Shane Macquarrie 9734
Joined 10/07/2019 - 5 Posts
Training, by itself, points to a deficiency in your program. 
If you couple training with an assessment and/or some revision of your ongoing program to prevent this deficiency from occurring again, then it should be a viable option. 

 You need to look beyond this single incident and see why it was allowed to begin with.
Kelly Gau 3002
Joined 08/22/2018 - 4 Posts
I agree with the previous responses. The purpose of the investigation is to define the root cause(s). The purpose of the corrective action is to address that/those identified root cause(s). Unless lack of training is identified as your root cause, retraining should rarely be used as a corrective action. And if it is, that opens up a whole other issue, where a CAPA should be used to address why there was a lack of training in the first place (unless that was also identified in the deviation). I review many deviations/non-conformances from many different organizations (we outsource work), and typically we see training as a band aid response. If there is training in place already, why was that initial training not effective? Why would retraining be any more effective? Would those who are not part of the "retraining" (i.e. new hires) be aware of the issue identified in the the deviation/non-conformance, or will the issue be repeated if only trained using the same initial training method? Tribal knowledge is never a robust method for transferring information, so if the expectation is that you can reinforce something by repeating it that isn't clear initially, from an external perspective, that seems dubious. As a side note, human error should also rarely be a root cause. If people are making mistakes, it probably isn't because they want to.

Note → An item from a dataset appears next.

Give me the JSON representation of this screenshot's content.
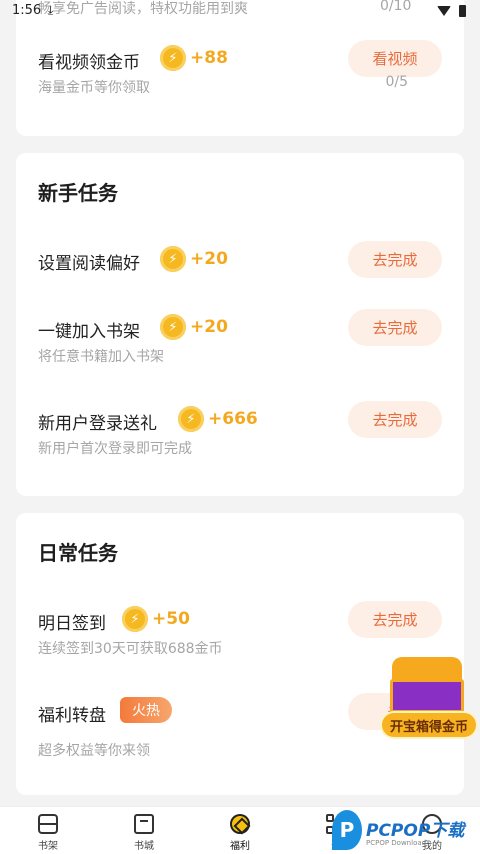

There is probably something with the process that is not clear, or a hindrance of some sort that should be identified and improved to ensure they are able to perform without error. That would be the actual root cause. Again, this is why retraining is frowned upon. It implies the true root cause has not been identified.

When we push back on training as a CA, it is often because we have seen a repeat occurrence of the deviation elsewhere, or see the risk of a repeat when there is not an additional change implemented to the system.